Everyone is looking to make a big profit in the investment business. To many traders, an investment business is an excellent opportunity to make some quick profit. Some novice traders often believe that by using a complex trading system, they can earn more money. But in reality, the complexity of your trading system has nothing to do with your profit factor. To secure a significant profit from a specific trade, you need to know the perfect trading system.
Hundreds of trading systems are available which you can use to secure big profit. Surprisingly, most professional traders tend to rely on the chart pattern trading system. It allows them to execute trades with low-risk exposure. When it comes to the potential reward, it often exceeds their expectations. Eventually, the traders become excited and start making silly mistakes.
In this post, we will highlight some of the common mistakes you may commit as a new trader. Please read this post carefully, as it will help you manage your trades in a much better way.
Trying To Trade The Reversal
The novice traders always prefer to trade the major reversal. To them, the chart pattern trading strategy is nothing but a reversal trading system. They forget that reversal trading increases the risk factors to a great extent and imposes a significant threat to the trader’s career. Being new to the chart pattern trading system, you should be taking the trades based on the continuation patterns. Once you become good at the continuation pattern trading technique, you may trade the key reversals.
Choosing The Low-End Brokers
The professional chart pattern traders always trade the market with high-end brokers like Saxo Bank. The elite brokers always offer a premium trading environment, and the traders can easily use their advanced tools.

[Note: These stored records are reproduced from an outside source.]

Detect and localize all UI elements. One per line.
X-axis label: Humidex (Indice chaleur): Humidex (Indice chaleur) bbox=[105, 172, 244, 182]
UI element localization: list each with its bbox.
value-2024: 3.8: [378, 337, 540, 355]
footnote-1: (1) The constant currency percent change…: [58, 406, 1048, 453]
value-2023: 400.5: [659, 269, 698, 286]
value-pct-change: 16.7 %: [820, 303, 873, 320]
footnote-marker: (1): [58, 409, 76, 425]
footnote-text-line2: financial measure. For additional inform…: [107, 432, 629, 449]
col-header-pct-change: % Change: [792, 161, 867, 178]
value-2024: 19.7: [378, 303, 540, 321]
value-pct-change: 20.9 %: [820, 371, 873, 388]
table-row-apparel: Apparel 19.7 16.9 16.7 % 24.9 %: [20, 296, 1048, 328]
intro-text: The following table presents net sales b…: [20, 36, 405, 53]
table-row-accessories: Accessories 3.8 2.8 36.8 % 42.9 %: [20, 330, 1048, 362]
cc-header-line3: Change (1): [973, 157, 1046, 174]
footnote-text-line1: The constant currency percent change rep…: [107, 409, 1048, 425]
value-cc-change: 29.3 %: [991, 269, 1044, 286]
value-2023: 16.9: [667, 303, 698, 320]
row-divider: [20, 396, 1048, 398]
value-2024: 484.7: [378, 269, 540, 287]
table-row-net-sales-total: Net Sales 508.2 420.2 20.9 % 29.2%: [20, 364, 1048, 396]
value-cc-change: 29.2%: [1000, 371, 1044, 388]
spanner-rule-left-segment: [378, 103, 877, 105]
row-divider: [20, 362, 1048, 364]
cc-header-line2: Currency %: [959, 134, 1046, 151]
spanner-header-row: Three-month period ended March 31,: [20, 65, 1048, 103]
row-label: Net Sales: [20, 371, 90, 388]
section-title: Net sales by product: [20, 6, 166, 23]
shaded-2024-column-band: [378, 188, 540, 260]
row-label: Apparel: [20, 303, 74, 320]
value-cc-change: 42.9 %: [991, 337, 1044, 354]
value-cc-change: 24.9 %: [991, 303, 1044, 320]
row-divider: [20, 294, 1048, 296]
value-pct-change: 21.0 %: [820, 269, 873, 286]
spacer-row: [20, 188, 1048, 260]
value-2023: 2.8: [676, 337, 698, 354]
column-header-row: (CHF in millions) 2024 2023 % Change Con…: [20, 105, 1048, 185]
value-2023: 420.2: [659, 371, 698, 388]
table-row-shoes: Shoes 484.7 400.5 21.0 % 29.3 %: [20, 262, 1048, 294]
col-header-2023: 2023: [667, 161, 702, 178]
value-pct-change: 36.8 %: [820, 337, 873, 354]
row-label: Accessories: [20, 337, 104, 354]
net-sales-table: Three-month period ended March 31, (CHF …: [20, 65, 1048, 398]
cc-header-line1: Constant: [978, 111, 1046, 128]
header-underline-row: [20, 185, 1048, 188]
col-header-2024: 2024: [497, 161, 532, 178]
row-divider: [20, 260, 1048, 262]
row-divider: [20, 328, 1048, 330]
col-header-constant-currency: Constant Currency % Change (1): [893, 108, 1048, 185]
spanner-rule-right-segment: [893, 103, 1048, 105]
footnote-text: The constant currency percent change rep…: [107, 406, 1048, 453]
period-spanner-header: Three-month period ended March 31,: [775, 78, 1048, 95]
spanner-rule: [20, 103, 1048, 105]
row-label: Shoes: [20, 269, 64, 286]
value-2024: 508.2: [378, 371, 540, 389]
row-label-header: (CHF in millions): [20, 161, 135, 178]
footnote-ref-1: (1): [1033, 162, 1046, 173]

They know very well that they will never find reliable trade signals without the proper data analysis. Moreover, the price feeds will be accurate, and thus you won’t have to face any trouble while using the candlestick patterns. Even if you intend to take the trades during the intense volatility of the market, you don’t have to worry about the price slippage.
Trading Exotic Pairs
After learning the basics of chart pattern trading techniques, novice traders often take their trades on exotic pairs. The price movements of exotic currency pairs are much more different, and it can easily confuse retail traders. Moreover, you will find many false breaks in such currency pairs. It would be wise to use the chart pattern trading system only to trade the major currency pairs to avoid the hassle. Once you become highly skilled, you may trade the exotic pairs, but in that case, you should keep the risk factor below 1% of your account balance.
Managing The Risk Factors
The rookie traders strictly follow their risk management rules at the initial stage. After winning a few big trades in a row, they become overconfident with their actions. Eventually, they increase their risk exposure and try to earn more money. As a trader, you should never forget, the outcome of any trade is entirely unpredictable. Unless you learn to deal with the risk factors strategically, you will never learn to manage your risk profile. You will be making silly mistakes most of the time and eventually blow up your trading account.
Making The System Too Complex
One thing you should never do as a chart pattern trader is making the system too complex. You’re mistaken if you expect to make more money by using a complex chart pattern trading strategy. You need to keep things simple and follow the basic protocols. Try to trade the market in an organized way and follow a strategic routine. Never become emotional while using the major chart patterns—Trade what you see, not what you believe.